Corps malade
Motif iconographique
Contrairement au type iconographique, fréquent dans l'art occidental, du malade représenté gisant dans son lit, la représentation du lépreux est ici celle d'une personne active, mais dont on questionne le statut au sein de la société. Les marques sur la peau sont caractéristiques de ce type de maladie et s’inscrivent dans une tradition iconographique bien ancrée au XIVe siècle, qui met l'accent sur les affections dermatologiques les plus spectaculaires, mais aussi les plus fréquentes. La lèpre en fait partie et constitue sans doute l'une des maladies les plus chargées de signification, puisqu'elle est associée à l'hérésie et aux déviances sexuelles dans beaucoup de traités théologiques depuis le début du Moyen Âge. Il s'agit en effet d'une atteinte à la forme, à l'apparence du corps, à son enveloppe extérieure, laquelle passe souvent pour témoin de la qualité d'être d'une personne. La maladie apparaît donc à la fois comme un signe extérieur de péché, un châtiment, mais aussi une incitation à la conversion : à la fois punition et mise à l'épreuve.
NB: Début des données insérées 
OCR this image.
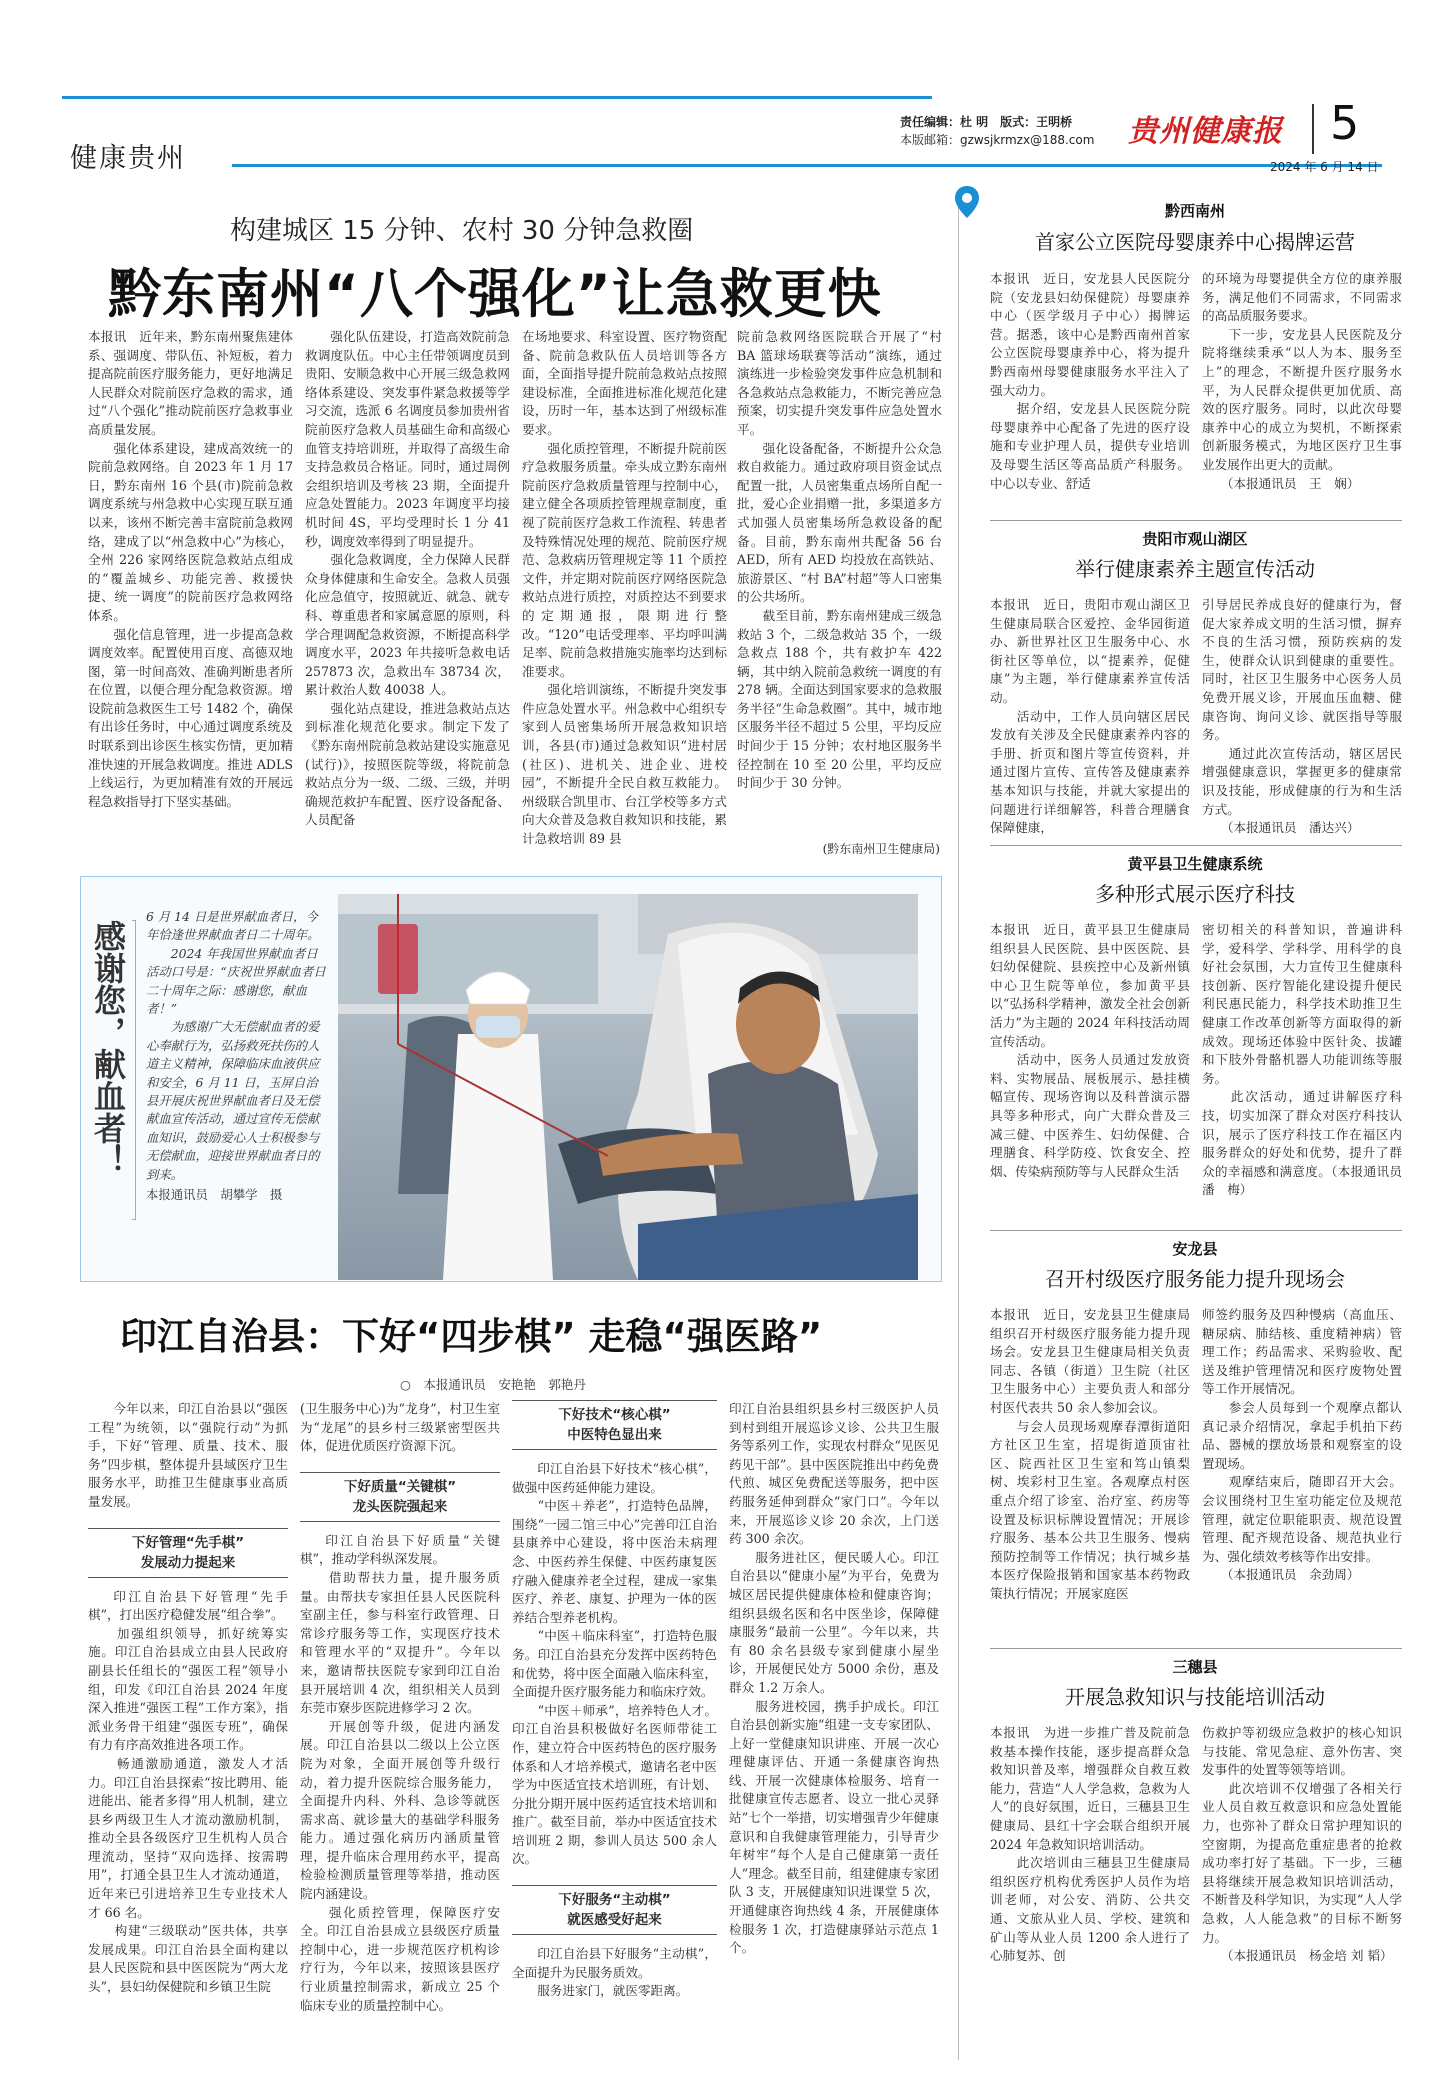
健康贵州
责任编辑：杜 明　版式：王明桥
本版邮箱：gzwsjkrmzx@188.com 贵州健康报 5
2024 年 6 月 14 日
构建城区 15 分钟、农村 30 分钟急救圈
黔东南州“八个强化”让急救更快
本报讯　近年来，黔东南州聚焦建体系、强调度、带队伍、补短板，着力提高院前医疗服务能力，更好地满足人民群众对院前医疗急救的需求，通过“八个强化”推动院前医疗急救事业高质量发展。
　　强化体系建设，建成高效统一的院前急救网络。自 2023 年 1 月 17 日，黔东南州 16 个县(市)院前急救调度系统与州急救中心实现互联互通以来，该州不断完善丰富院前急救网络，建成了以“州急救中心”为核心，全州 226 家网络医院急救站点组成的“覆盖城乡、功能完善、救援快捷、统一调度”的院前医疗急救网络体系。
　　强化信息管理，进一步提高急救调度效率。配置使用百度、高德双地图，第一时间高效、准确判断患者所在位置，以便合理分配急救资源。增设院前急救医生工号 1482 个，确保有出诊任务时，中心通过调度系统及时联系到出诊医生核实伤情，更加精准快速的开展急救调度。推进 ADLS 上线运行，为更加精准有效的开展远程急救指导打下坚实基础。
强化队伍建设，打造高效院前急救调度队伍。中心主任带领调度员到贵阳、安顺急救中心开展三级急救网络体系建设、突发事件紧急救援等学习交流，选派 6 名调度员参加贵州省院前医疗急救人员基础生命和高级心血管支持培训班，并取得了高级生命支持急救员合格证。同时，通过周例会组织培训及考核 23 期，全面提升应急处置能力。2023 年调度平均接机时间 4S，平均受理时长 1 分 41 秒，调度效率得到了明显提升。
　　强化急救调度，全力保障人民群众身体健康和生命安全。急救人员强化应急值守，按照就近、就急、就专科、尊重患者和家属意愿的原则，科学合理调配急救资源，不断提高科学调度水平，2023 年共接听急救电话 257873 次，急救出车 38734 次，累计救治人数 40038 人。
　　强化站点建设，推进急救站点达到标准化规范化要求。制定下发了《黔东南州院前急救站建设实施意见(试行)》，按照医院等级，将院前急救站点分为一级、二级、三级，并明确规范救护车配置、医疗设备配备、人员配备
在场地要求、科室设置、医疗物资配备、院前急救队伍人员培训等各方面，全面指导提升院前急救站点按照建设标准，全面推进标准化规范化建设，历时一年，基本达到了州级标准要求。
　　强化质控管理，不断提升院前医疗急救服务质量。牵头成立黔东南州院前医疗急救质量管理与控制中心，建立健全各项质控管理规章制度，重视了院前医疗急救工作流程、转患者及特殊情况处理的规范、院前医疗规范、急救病历管理规定等 11 个质控文件，并定期对院前医疗网络医院急救站点进行质控，对质控达不到要求的定期通报，限期进行整改。“120”电话受理率、平均呼叫满足率、院前急救措施实施率均达到标准要求。
　　强化培训演练，不断提升突发事件应急处置水平。州急救中心组织专家到人员密集场所开展急救知识培训，各县(市)通过急救知识“进村居(社区)、进机关、进企业、进校园”，不断提升全民自救互救能力。州级联合凯里市、台江学校等多方式向大众普及急救自救知识和技能，累计急救培训 89 县
院前急救网络医院联合开展了“村 BA 篮球场联赛等活动”演练，通过演练进一步检验突发事件应急机制和各急救站点急救能力，不断完善应急预案，切实提升突发事件应急处置水平。
　　强化设备配备，不断提升公众急救自救能力。通过政府项目资金试点配置一批，人员密集重点场所自配一批，爱心企业捐赠一批，多渠道多方式加强人员密集场所急救设备的配备。目前，黔东南州共配备 56 台 AED，所有 AED 均投放在高铁站、旅游景区、“村 BA”村超”等人口密集的公共场所。
　　截至目前，黔东南州建成三级急救站 3 个，二级急救站 35 个，一级急救点 188 个，共有救护车 422 辆，其中纳入院前急救统一调度的有 278 辆。全面达到国家要求的急救服务半径“生命急救圈”。其中，城市地区服务半径不超过 5 公里，平均反应时间少于 15 分钟；农村地区服务半径控制在 10 至 20 公里，平均反应时间少于 30 分钟。
(黔东南州卫生健康局)
感谢您，献血者！
6 月 14 日是世界献血者日，今年恰逢世界献血者日二十周年。
　　2024 年我国世界献血者日活动口号是：“庆祝世界献血者日二十周年之际：感谢您，献血者！”
　　为感谢广大无偿献血者的爱心奉献行为，弘扬救死扶伤的人道主义精神，保障临床血液供应和安全，6 月 11 日，玉屏自治县开展庆祝世界献血者日及无偿献血宣传活动，通过宣传无偿献血知识，鼓励爱心人士积极参与无偿献血，迎接世界献血者日的到来。
本报通讯员　胡攀学　摄
印江自治县：下好“四步棋” 走稳“强医路”
○　本报通讯员　安艳艳　郭艳丹
今年以来，印江自治县以“强医工程”为统领，以“强院行动”为抓手，下好“管理、质量、技术、服务”四步棋，整体提升县域医疗卫生服务水平，助推卫生健康事业高质量发展。
下好管理“先手棋”
发展动力提起来
印江自治县下好管理“先手棋”，打出医疗稳健发展“组合拳”。
　　加强组织领导，抓好统筹实施。印江自治县成立由县人民政府副县长任组长的“强医工程”领导小组，印发《印江自治县 2024 年度深入推进“强医工程”工作方案》，指派业务骨干组建“强医专班”，确保有力有序高效推进各项工作。
　　畅通激励通道，激发人才活力。印江自治县探索“按比聘用、能进能出、能者多得”用人机制，建立县乡两级卫生人才流动激励机制，推动全县各级医疗卫生机构人员合理流动，坚持“双向选择、按需聘用”，打通全县卫生人才流动通道，近年来已引进培养卫生专业技术人才 66 名。
　　构建“三级联动”医共体，共享发展成果。印江自治县全面构建以县人民医院和县中医医院为“两大龙头”，县妇幼保健院和乡镇卫生院
(卫生服务中心)为“龙身”，村卫生室为“龙尾”的县乡村三级紧密型医共体，促进优质医疗资源下沉。
下好质量“关键棋”
龙头医院强起来
印江自治县下好质量“关键棋”，推动学科纵深发展。
　　借助帮扶力量，提升服务质量。由帮扶专家担任县人民医院科室副主任，参与科室行政管理、日常诊疗服务等工作，实现医疗技术和管理水平的“双提升”。今年以来，邀请帮扶医院专家到印江自治县开展培训 4 次，组织相关人员到东莞市寮步医院进修学习 2 次。
　　开展创等升级，促进内涵发展。印江自治县以二级以上公立医院为对象，全面开展创等升级行动，着力提升医院综合服务能力，全面提升内科、外科、急诊等就医需求高、就诊量大的基础学科服务能力。通过强化病历内涵质量管理，提升临床合理用药水平，提高检验检测质量管理等举措，推动医院内涵建设。
　　强化质控管理，保障医疗安全。印江自治县成立县级医疗质量控制中心，进一步规范医疗机构诊疗行为，今年以来，按照该县医疗行业质量控制需求，新成立 25 个临床专业的质量控制中心。
下好技术“核心棋”
中医特色显出来
印江自治县下好技术“核心棋”，做强中医药延伸能力建设。
　　“中医＋养老”，打造特色品牌，围绕“一园二馆三中心”完善印江自治县康养中心建设，将中医治未病理念、中医药养生保健、中医药康复医疗融入健康养老全过程，建成一家集医疗、养老、康复、护理为一体的医养结合型养老机构。
　　“中医＋临床科室”，打造特色服务。印江自治县充分发挥中医药特色和优势，将中医全面融入临床科室，全面提升医疗服务能力和临床疗效。
　　“中医＋师承”，培养特色人才。印江自治县积极做好名医师带徒工作，建立符合中医药特色的医疗服务体系和人才培养模式，邀请名老中医学为中医适宜技术培训班，有计划、分批分期开展中医药适宜技术培训和推广。截至目前，举办中医适宜技术培训班 2 期，参训人员达 500 余人次。
下好服务“主动棋”
就医感受好起来
印江自治县下好服务“主动棋”，全面提升为民服务质效。
　　服务进家门，就医零距离。
印江自治县组织县乡村三级医护人员到村到组开展巡诊义诊、公共卫生服务等系列工作，实现农村群众“见医见药见干部”。县中医医院推出中药免费代煎、城区免费配送等服务，把中医药服务延伸到群众“家门口”。今年以来，开展巡诊义诊 20 余次，上门送药 300 余次。
　　服务进社区，便民暖人心。印江自治县以“健康小屋”为平台，免费为城区居民提供健康体检和健康咨询；组织县级名医和名中医坐诊，保障健康服务“最前一公里”。今年以来，共有 80 余名县级专家到健康小屋坐诊，开展便民处方 5000 余份，惠及群众 1.2 万余人。
　　服务进校园，携手护成长。印江自治县创新实施“组建一支专家团队、上好一堂健康知识讲座、开展一次心理健康评估、开通一条健康咨询热线、开展一次健康体检服务、培育一批健康宣传志愿者、设立一批心灵驿站”七个一举措，切实增强青少年健康意识和自我健康管理能力，引导青少年树牢“每个人是自己健康第一责任人”理念。截至目前，组建健康专家团队 3 支，开展健康知识进课堂 5 次，开通健康咨询热线 4 条，开展健康体检服务 1 次，打造健康驿站示范点 1 个。
黔西南州
首家公立医院母婴康养中心揭牌运营
本报讯　近日，安龙县人民医院分院（安龙县妇幼保健院）母婴康养中心（医学级月子中心）揭牌运营。据悉，该中心是黔西南州首家公立医院母婴康养中心，将为提升黔西南州母婴健康服务水平注入了强大动力。
　　据介绍，安龙县人民医院分院母婴康养中心配备了先进的医疗设施和专业护理人员，提供专业培训及母婴生活区等高品质产科服务。中心以专业、舒适
的环境为母婴提供全方位的康养服务，满足他们不同需求，不同需求的高品质服务要求。
　　下一步，安龙县人民医院及分院将继续秉承“以人为本、服务至上”的理念，不断提升医疗服务水平，为人民群众提供更加优质、高效的医疗服务。同时，以此次母婴康养中心的成立为契机，不断探索创新服务模式，为地区医疗卫生事业发展作出更大的贡献。
　　（本报通讯员　王　娴）
贵阳市观山湖区
举行健康素养主题宣传活动
本报讯　近日，贵阳市观山湖区卫生健康局联合区爱控、金华园街道办、新世界社区卫生服务中心、水街社区等单位，以“提素养，促健康”为主题，举行健康素养宣传活动。
　　活动中，工作人员向辖区居民发放有关涉及全民健康素养内容的手册、折页和图片等宣传资料，并通过图片宣传、宣传答及健康素养基本知识与技能，并就大家提出的问题进行详细解答，科普合理膳食保障健康，
引导居民养成良好的健康行为，督促大家养成文明的生活习惯，摒弃不良的生活习惯，预防疾病的发生，使群众认识到健康的重要性。同时，社区卫生服务中心医务人员免费开展义诊，开展血压血糖、健康咨询、询问义诊、就医指导等服务。
　　通过此次宣传活动，辖区居民增强健康意识，掌握更多的健康常识及技能，形成健康的行为和生活方式。
　　（本报通讯员　潘达兴）
黄平县卫生健康系统
多种形式展示医疗科技
本报讯　近日，黄平县卫生健康局组织县人民医院、县中医医院、县妇幼保健院、县疾控中心及新州镇中心卫生院等单位，参加黄平县以“弘扬科学精神，激发全社会创新活力”为主题的 2024 年科技活动周宣传活动。
　　活动中，医务人员通过发放资料、实物展品、展板展示、悬挂横幅宣传、现场咨询以及科普演示器具等多种形式，向广大群众普及三减三健、中医养生、妇幼保健、合理膳食、科学防疫、饮食安全、控烟、传染病预防等与人民群众生活
密切相关的科普知识，普遍讲科学，爱科学、学科学、用科学的良好社会氛围，大力宣传卫生健康科技创新、医疗智能化建设提升便民利民惠民能力，科学技术助推卫生健康工作改革创新等方面取得的新成效。现场还体验中医针灸、拔罐和下肢外骨骼机器人功能训练等服务。
　　此次活动，通过讲解医疗科技，切实加深了群众对医疗科技认识，展示了医疗科技工作在福区内服务群众的好处和优势，提升了群众的幸福感和满意度。（本报通讯员　潘　梅）
安龙县
召开村级医疗服务能力提升现场会
本报讯　近日，安龙县卫生健康局组织召开村级医疗服务能力提升现场会。安龙县卫生健康局相关负责同志、各镇（街道）卫生院（社区卫生服务中心）主要负责人和部分村医代表共 50 余人参加会议。
　　与会人员现场观摩春潭街道阳方社区卫生室，招堤街道顶宙社区、院西社区卫生室和笃山镇梨树、埃彩村卫生室。各观摩点村医重点介绍了诊室、治疗室、药房等设置及标识标牌设置情况；开展诊疗服务、基本公共卫生服务、慢病预防控制等工作情况；执行城乡基本医疗保险报销和国家基本药物政策执行情况；开展家庭医
师签约服务及四种慢病（高血压、糖尿病、肺结核、重度精神病）管理工作；药品需求、采购验收、配送及维护管理情况和医疗废物处置等工作开展情况。
　　参会人员每到一个观摩点都认真记录介绍情况，拿起手机拍下药品、器械的摆放场景和观察室的设置现场。
　　观摩结束后，随即召开大会。会议围绕村卫生室功能定位及规范管理，就定位职能职责、规范设置管理、配齐规范设备、规范执业行为、强化绩效考核等作出安排。
　　（本报通讯员　余劲周）
三穗县
开展急救知识与技能培训活动
本报讯　为进一步推广普及院前急救基本操作技能，逐步提高群众急救知识普及率，增强群众自救互救能力，营造“人人学急救，急救为人人”的良好氛围，近日，三穗县卫生健康局、县红十字会联合组织开展 2024 年急救知识培训活动。
　　此次培训由三穗县卫生健康局组织医疗机构优秀医护人员作为培训老师，对公安、消防、公共交通、文旅从业人员、学校、建筑和矿山等从业人员 1200 余人进行了心肺复苏、创
伤救护等初级应急救护的核心知识与技能、常见急症、意外伤害、突发事件的处置等领等培训。
　　此次培训不仅增强了各相关行业人员自救互救意识和应急处置能力，也弥补了群众日常护理知识的空窗期，为提高危重症患者的抢救成功率打好了基础。下一步，三穗县将继续开展急救知识培训活动，不断普及科学知识，为实现“人人学急救，人人能急救”的目标不断努力。
　　（本报通讯员　杨金培 刘 韬）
Dans le texte qui accompagne cette image, le statut des malades au sein du clergé est remis en question. La maladie les rend-elle incapables d’effectuer les sacrements ? La réponse semble être affirmative : la maladie est un facteur d'exclusion, de perte d'un statut particulier, ici le sacerdoce. La souillure dont leur corps porte la marque rejaillit semble-il sur leur âme et sur leur aptitude à assurer les fonctions du prêtre. Le corps est ici clairement marqué, déformé par le mal, mais toujours actif et capable de se mouvoir. Il est toutefois affecté par une déviation vis à vis de la norme et on ne peut manquer de souligner que le terme de monstre a pu être utilisé pour désigner des malades de la lèpre, chez Gauthier de Coinci notamment (Miracles).